03 de agosto de 2020
DIRECTOR ANTONIO MARTÍN BEAUMONT

El impactante vídeo del meteorito que ha provocado espanto en Madrid y Toledo

El fenómeno astronómico ha tenido como consecuencia una bola de fuego que ha atravesado el cielo de madrugada.

Desde comienzos del siglo XVIII se han contabilizado la caída de una veintena de meteoritos sobre España, si bien se trata de un fenómeno bastante usual a lo largo y ancho del mundo. De hecho, los científicos cifran en torno a 17.000 los fragmentos de asteroides que caen cada año en la tierra.

Habida cuenta de la poca frecuencia que tienen en España, ha llamado poderosamente la atención lo que ha podido verse durante la última madrugada en el cielo de Madrid y Toledo. Una bola de fuego muy brillante que ha cruzado el firmamento y que ha podido verse a 400 kilómetros de distancia, prácticamente en todo el país.

 

Dicha bola de fuego ha sido la consecuencia del impacto sobre la atmósfera de una roca procedente de un asteroide. El fenómeno ha sido registrado desde el Complejo Astronómico de La Hita (Toledo). 

 

A 72.000 kilómetros por hora

El meteorito entró en la atmósfera a 72 mil kilómetros por hora y ha dado lugar a un fenómeno que ha llegado a ser casi tan luminoso como la Luna llena.

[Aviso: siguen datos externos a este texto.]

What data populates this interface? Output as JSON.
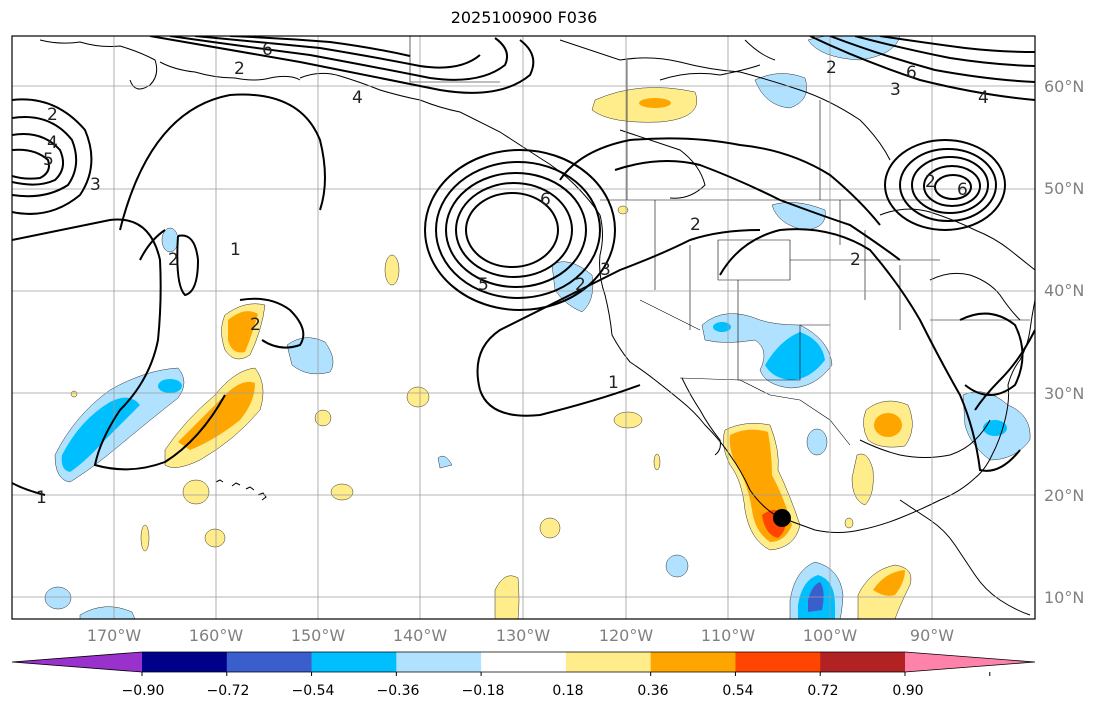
{
  "title": "2025100900 F036",
  "map": {
    "projection": "PlateCarree",
    "lon_range": [
      -180,
      -80
    ],
    "lat_range": [
      8,
      65
    ],
    "gridlines": true,
    "lon_labels": [
      "170°W",
      "160°W",
      "150°W",
      "140°W",
      "130°W",
      "120°W",
      "110°W",
      "100°W",
      "90°W"
    ],
    "lat_labels": [
      "60°N",
      "50°N",
      "40°N",
      "30°N",
      "20°N",
      "10°N"
    ],
    "contour_labels": [
      "6",
      "2",
      "4",
      "2",
      "4",
      "5",
      "3",
      "1",
      "2",
      "2",
      "6",
      "5",
      "2",
      "3",
      "1",
      "2",
      "6",
      "4",
      "2",
      "3",
      "6",
      "2",
      "1",
      "2"
    ],
    "marker": {
      "lon": -104.8,
      "lat": 17.8,
      "color": "#000000"
    }
  },
  "colorbar": {
    "ticks": [
      "−0.90",
      "−0.72",
      "−0.54",
      "−0.36",
      "−0.18",
      "0.18",
      "0.36",
      "0.54",
      "0.72",
      "0.90"
    ],
    "colors": [
      "#9932cc",
      "#00008b",
      "#3a5fcd",
      "#00bfff",
      "#b0e2ff",
      "#ffffff",
      "#ffec8b",
      "#ffa500",
      "#ff4500",
      "#b22222",
      "#ff82ab"
    ],
    "extend": "both"
  }
}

Los detectores instalados en La Hita trabajan en el marco del Proyecto SMART, que se desarrolla desde el Instituto de Astrofísica de Andalucía (IAA-CSIC) con el objetivo de monitorizar continuamente el cielo para registrar y estudiar el impacto contra la atmósfera terrestre de rocas procedentes de distintos objetos del Sistema Solar.

También ha sido grabada por los detectores que esta misma red de investigación tiene instalados en los observatorios de Calar Alto (Almería), La Sagra (Granada) y Sevilla, según ha informado La Hita en nota de prensa.

Este fenómeno ha sido analizado por el investigador responsable del Proyecto SMART, el astrofísico José María Madiedo del Instituto de Astrofísica de Andalucía (IAA-CSIC). Este análisis ha permitido determinar que la roca que originó esta bola de fuego entró en la atmósfera a unos 72 mil kilómetros por hora sobre el noreste de la provincia de Toledo. Debido a esta elevada velocidad, el brusco rozamiento con el aire hizo que la roca se volviese incandescente a una altura de unos 81 kilómetros sobre el nivel del suelo, generándose así una bola de fuego casi tan brillante como la Luna llena.

 

Fue precisamente su gran luminosidad lo que provocó que el fenómeno pudiera verse desde más de 400 kilómetros de distancia. La bola de fuego avanzó en dirección noroeste y sobrevoló el sur de la Comunidad de Madrid, extinguiéndose a una altitud de unos 34 kilómetros sobre la localidad de Fuenlabrada. El estudio realizado ha podido determinar también que la roca se desintegró totalmente en la atmósfera, por lo que ningún fragmento consiguió llegar al suelo.